7) Food and Consumables. Food choices get smaller and you will tend to buy in bulk in order to limit the times you need to drive miles to the nearest grocery store. You will not be able to find foie gras or maybe even your favorite ketchup. The upside is that you can probably grow your own food and it will be more nutritious and taste better.
8) Life without online shopping. Even if you had a good internet connection, maybe from satellite, you’re going to need a post office box somewhere. Chances are the local post office isn’t going to drive 30 miles to deliver your mail, especially if you’re the only one on the route. You’re going to have to fetch your own mail from town and pay a yearly fee to rent a P.O. box.
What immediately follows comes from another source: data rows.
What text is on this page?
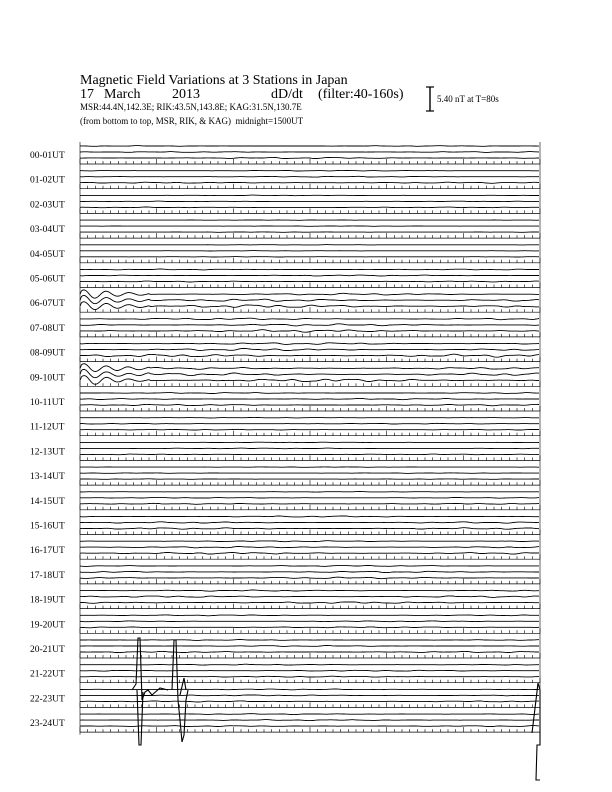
Magnetic Field Variations at 3 Stations in Japan
17 March 2013	dD/dt (filter:40-160s)
MSR:44.4N,142.3E; RIK:43.5N,143.8E; KAG:31.5N,130.7E
(from bottom to top, MSR, RIK, & KAG) midnight=1500UT
5.40 nT at T=80s
00-01UT
01-02UT
02-03UT
03-04UT
04-05UT
05-06UT
06-07UT
07-08UT
08-09UT
09-10UT
10-11UT
11-12UT
12-13UT
13-14UT
14-15UT
15-16UT
16-17UT
17-18UT
18-19UT
19-20UT
20-21UT
21-22UT
22-23UT
23-24UT
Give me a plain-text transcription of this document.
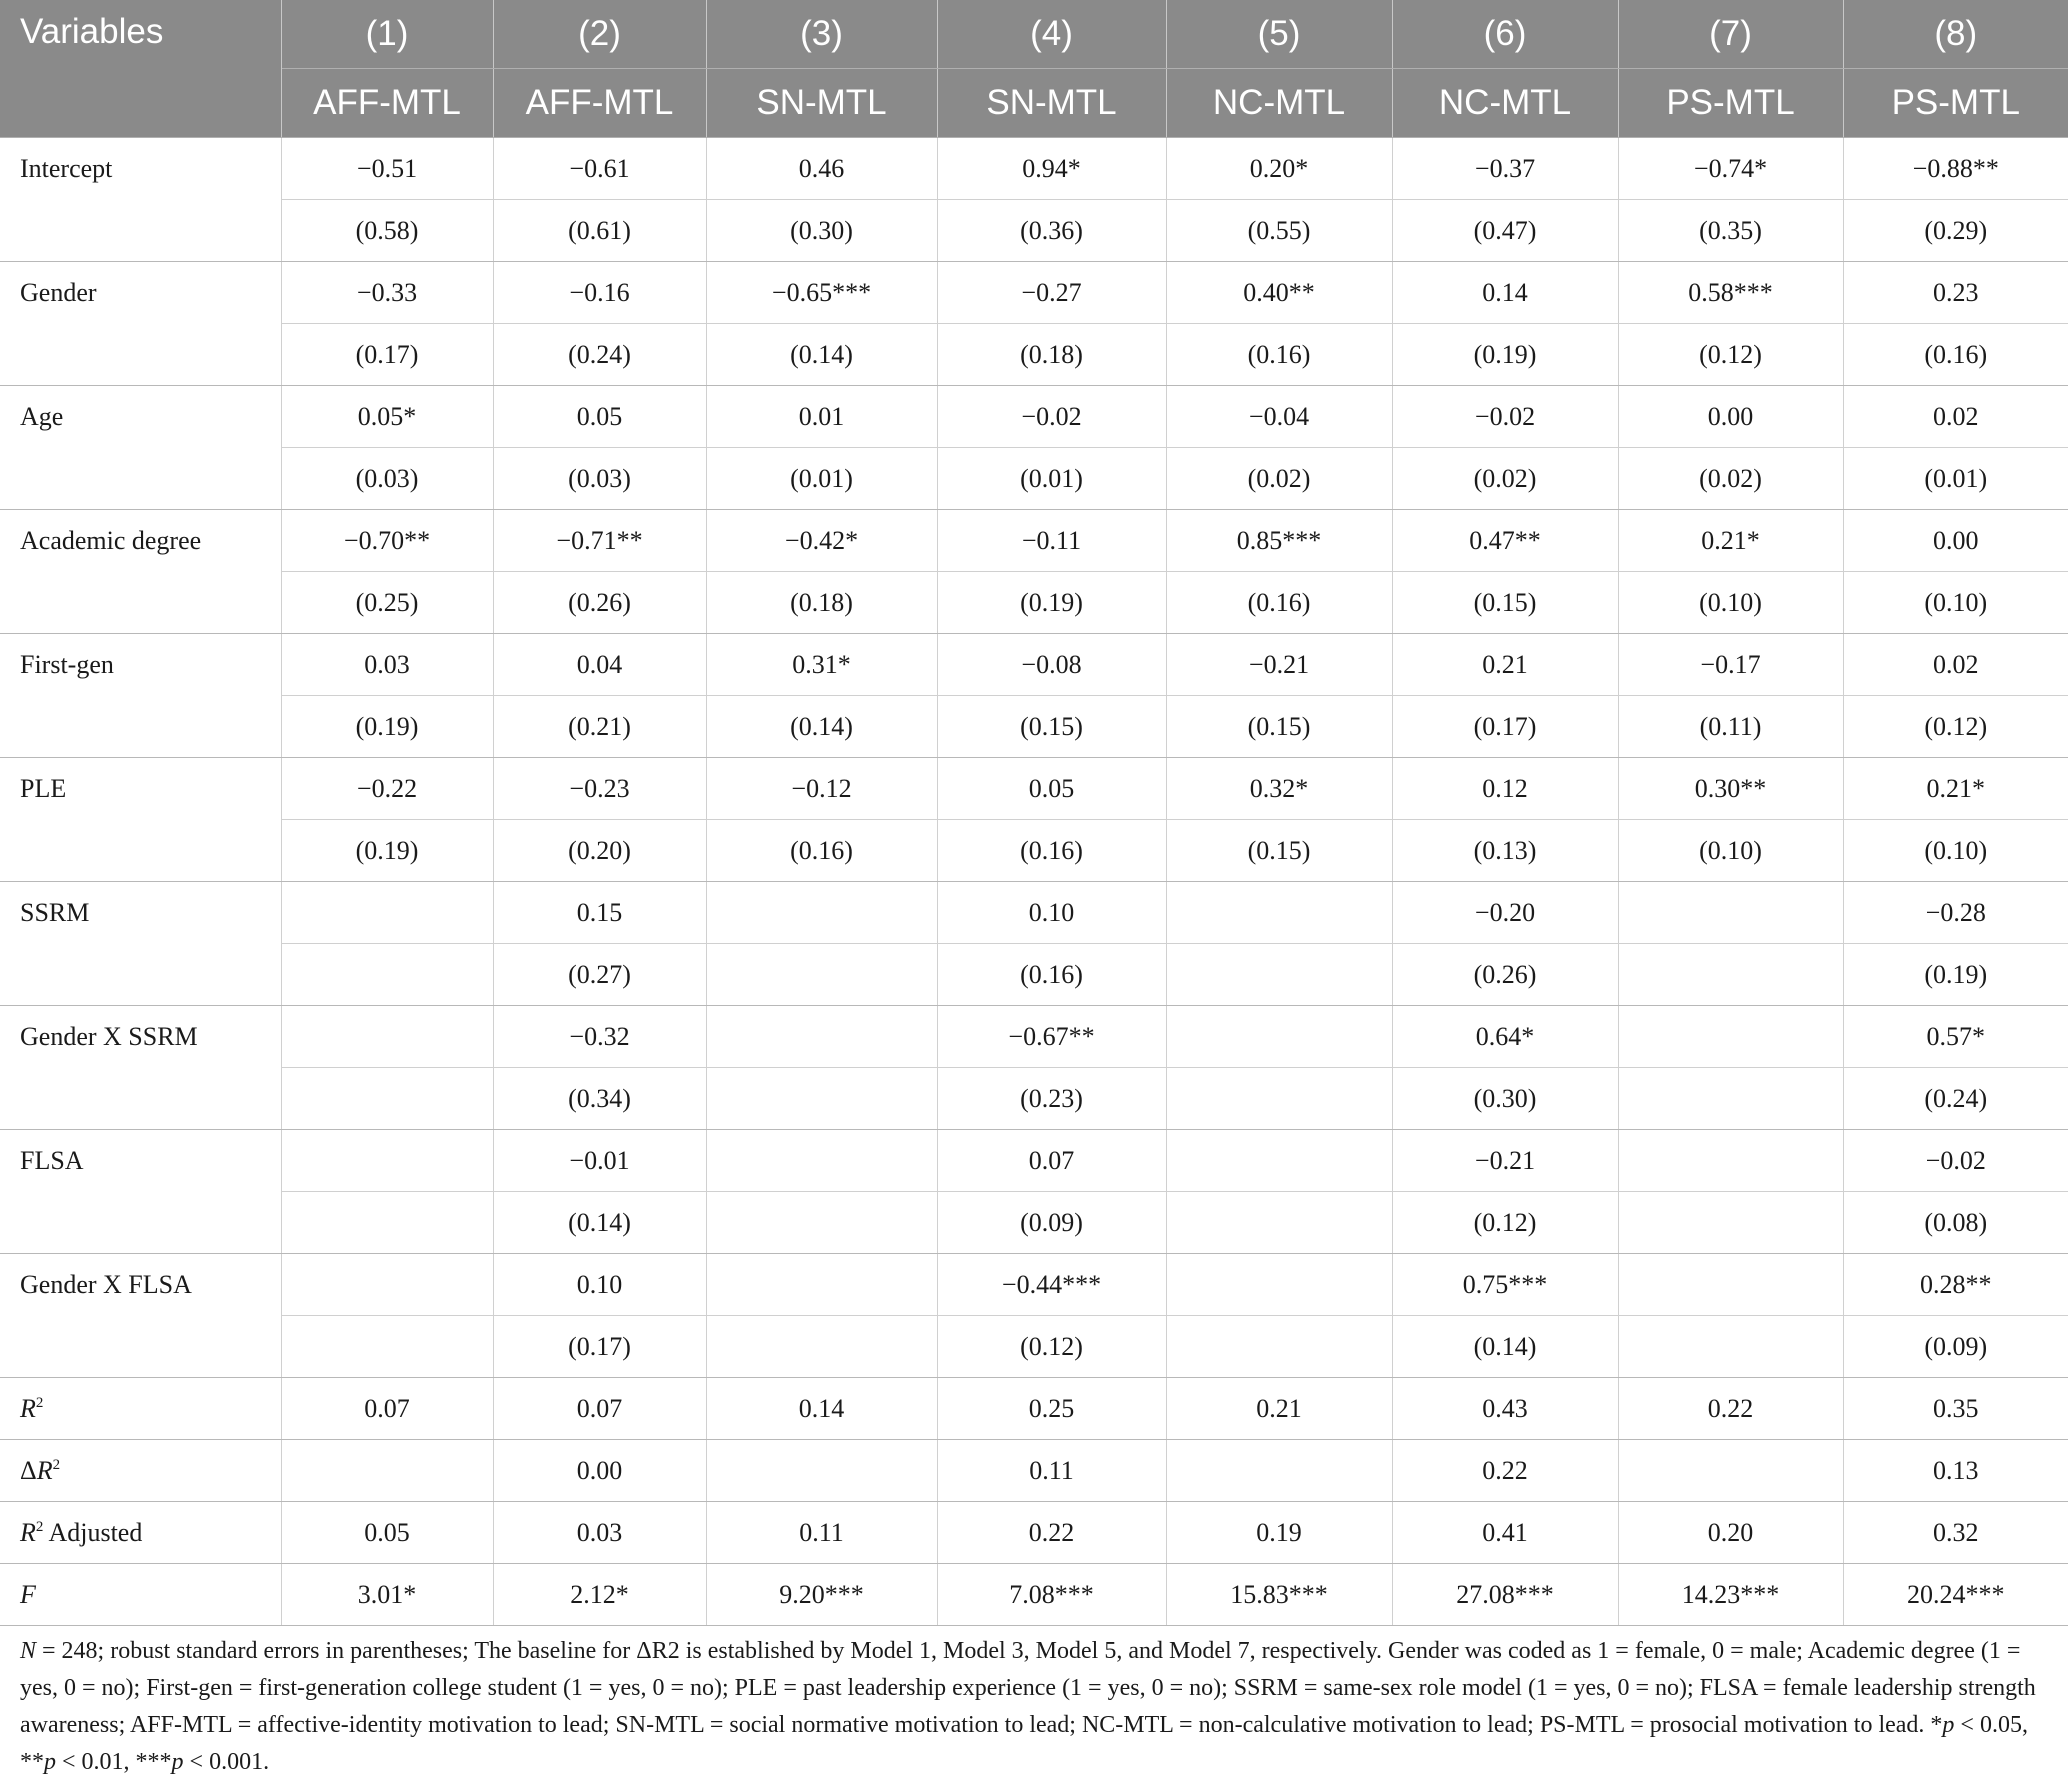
Variables	(1)	(2)	(3)	(4)	(5)	(6)	(7)	(8)
	AFF-MTL	AFF-MTL	SN-MTL	SN-MTL	NC-MTL	NC-MTL	PS-MTL	PS-MTL
Intercept	−0.51	−0.61	0.46	0.94*	0.20*	−0.37	−0.74*	−0.88**
	(0.58)	(0.61)	(0.30)	(0.36)	(0.55)	(0.47)	(0.35)	(0.29)
Gender	−0.33	−0.16	−0.65***	−0.27	0.40**	0.14	0.58***	0.23
	(0.17)	(0.24)	(0.14)	(0.18)	(0.16)	(0.19)	(0.12)	(0.16)
Age	0.05*	0.05	0.01	−0.02	−0.04	−0.02	0.00	0.02
	(0.03)	(0.03)	(0.01)	(0.01)	(0.02)	(0.02)	(0.02)	(0.01)
Academic degree	−0.70**	−0.71**	−0.42*	−0.11	0.85***	0.47**	0.21*	0.00
	(0.25)	(0.26)	(0.18)	(0.19)	(0.16)	(0.15)	(0.10)	(0.10)
First-gen	0.03	0.04	0.31*	−0.08	−0.21	0.21	−0.17	0.02
	(0.19)	(0.21)	(0.14)	(0.15)	(0.15)	(0.17)	(0.11)	(0.12)
PLE	−0.22	−0.23	−0.12	0.05	0.32*	0.12	0.30**	0.21*
	(0.19)	(0.20)	(0.16)	(0.16)	(0.15)	(0.13)	(0.10)	(0.10)
SSRM		0.15		0.10		−0.20		−0.28
		(0.27)		(0.16)		(0.26)		(0.19)
Gender X SSRM		−0.32		−0.67**		0.64*		0.57*
		(0.34)		(0.23)		(0.30)		(0.24)
FLSA		−0.01		0.07		−0.21		−0.02
		(0.14)		(0.09)		(0.12)		(0.08)
Gender X FLSA		0.10		−0.44***		0.75***		0.28**
		(0.17)		(0.12)		(0.14)		(0.09)
$R^2$	0.07	0.07	0.14	0.25	0.21	0.43	0.22	0.35
$\Delta R^2$		0.00		0.11		0.22		0.13
$R^2$ Adjusted	0.05	0.03	0.11	0.22	0.19	0.41	0.20	0.32
F	3.01*	2.12*	9.20***	7.08***	15.83***	27.08***	14.23***	20.24***
N = 248; robust standard errors in parentheses; The baseline for ΔR2 is established by Model 1, Model 3, Model 5, and Model 7, respectively. Gender was coded as 1 = female, 0 = male; Academic degree (1 = yes, 0 = no); First-gen = first-generation college student (1 = yes, 0 = no); PLE = past leadership experience (1 = yes, 0 = no); SSRM = same-sex role model (1 = yes, 0 = no); FLSA = female leadership strength awareness; AFF-MTL = affective-identity motivation to lead; SN-MTL = social normative motivation to lead; NC-MTL = non-calculative motivation to lead; PS-MTL = prosocial motivation to lead. *p < 0.05, **p < 0.01, ***p < 0.001.
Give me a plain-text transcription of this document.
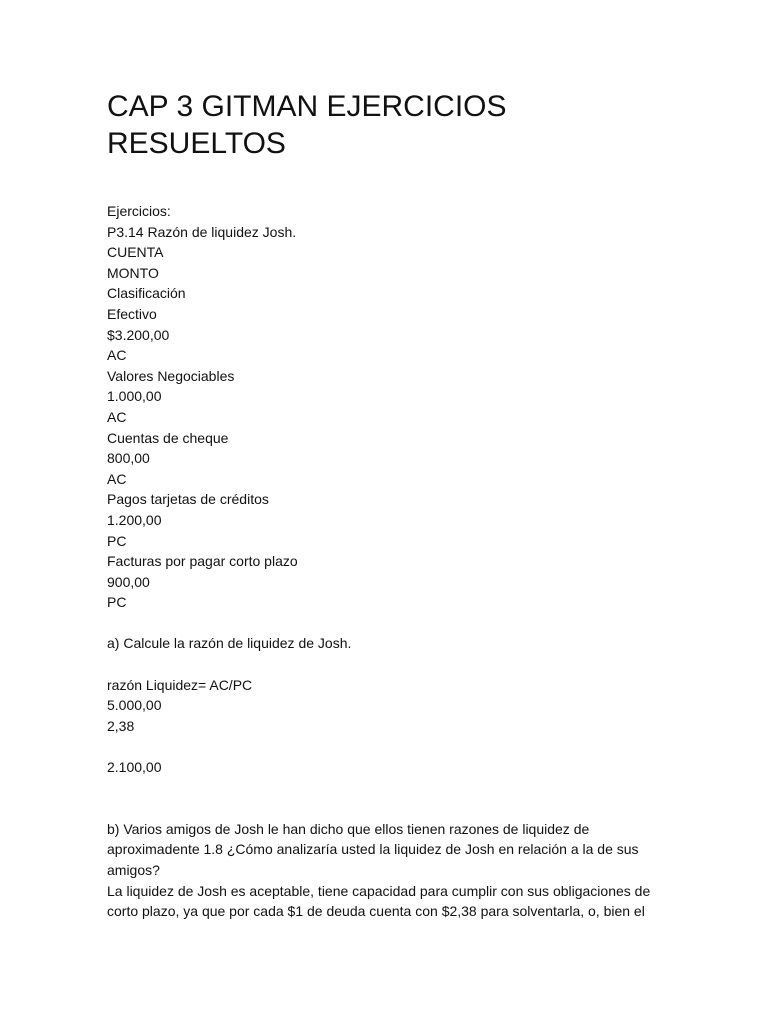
CAP 3 GITMAN EJERCICIOS
RESUELTOS
Ejercicios:
P3.14 Razón de liquidez Josh.
CUENTA
MONTO
Clasificación
Efectivo
$3.200,00
AC
Valores Negociables
1.000,00
AC
Cuentas de cheque
800,00
AC
Pagos tarjetas de créditos
1.200,00
PC
Facturas por pagar corto plazo
900,00
PC
a) Calcule la razón de liquidez de Josh.
razón Liquidez= AC/PC
5.000,00
2,38
2.100,00
b) Varios amigos de Josh le han dicho que ellos tienen razones de liquidez de
aproximadente 1.8 ¿Cómo analizaría usted la liquidez de Josh en relación a la de sus
amigos?
La liquidez de Josh es aceptable, tiene capacidad para cumplir con sus obligaciones de
corto plazo, ya que por cada $1 de deuda cuenta con $2,38 para solventarla, o, bien el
9) Did I mention the internet? If you’re lucky enough to have a telephone land line…shhh, people under 30 don’t even know what a modem is and computers don’t come with them built-in anymore. Maybe you’ll be fortunate enough to get a cell tower signal. I am…but my neighbor, three farms down the road, can’t get one. Even if you found a service and there is a signal at your cabin, you may find that the service isn’t very good, it’s too expensive, and you have limited choices.
10) It’s a bugs life, or blemish free skin. You’re going to get bit, stung and considered food by lots of creepy crawly things out in the woods and jungle. You will discover new and more dangerous bugs than you can imagine now. Lights in your cabin at night will attract all kinds of interesting creatures. My favorites include the blister beetle that uses acid as a defense mechanism and leaves raised blisters on your skin; and the assassin beetle that will fly at you and repeatedly sting you with its dagger-like proboscis. All of these things hurt and sometimes itch. Scratching your itch can lead to infection (see number 5).
Of course, there are so many good reasons to live off-grid, at least for us, but that’s another story. Much Aloha!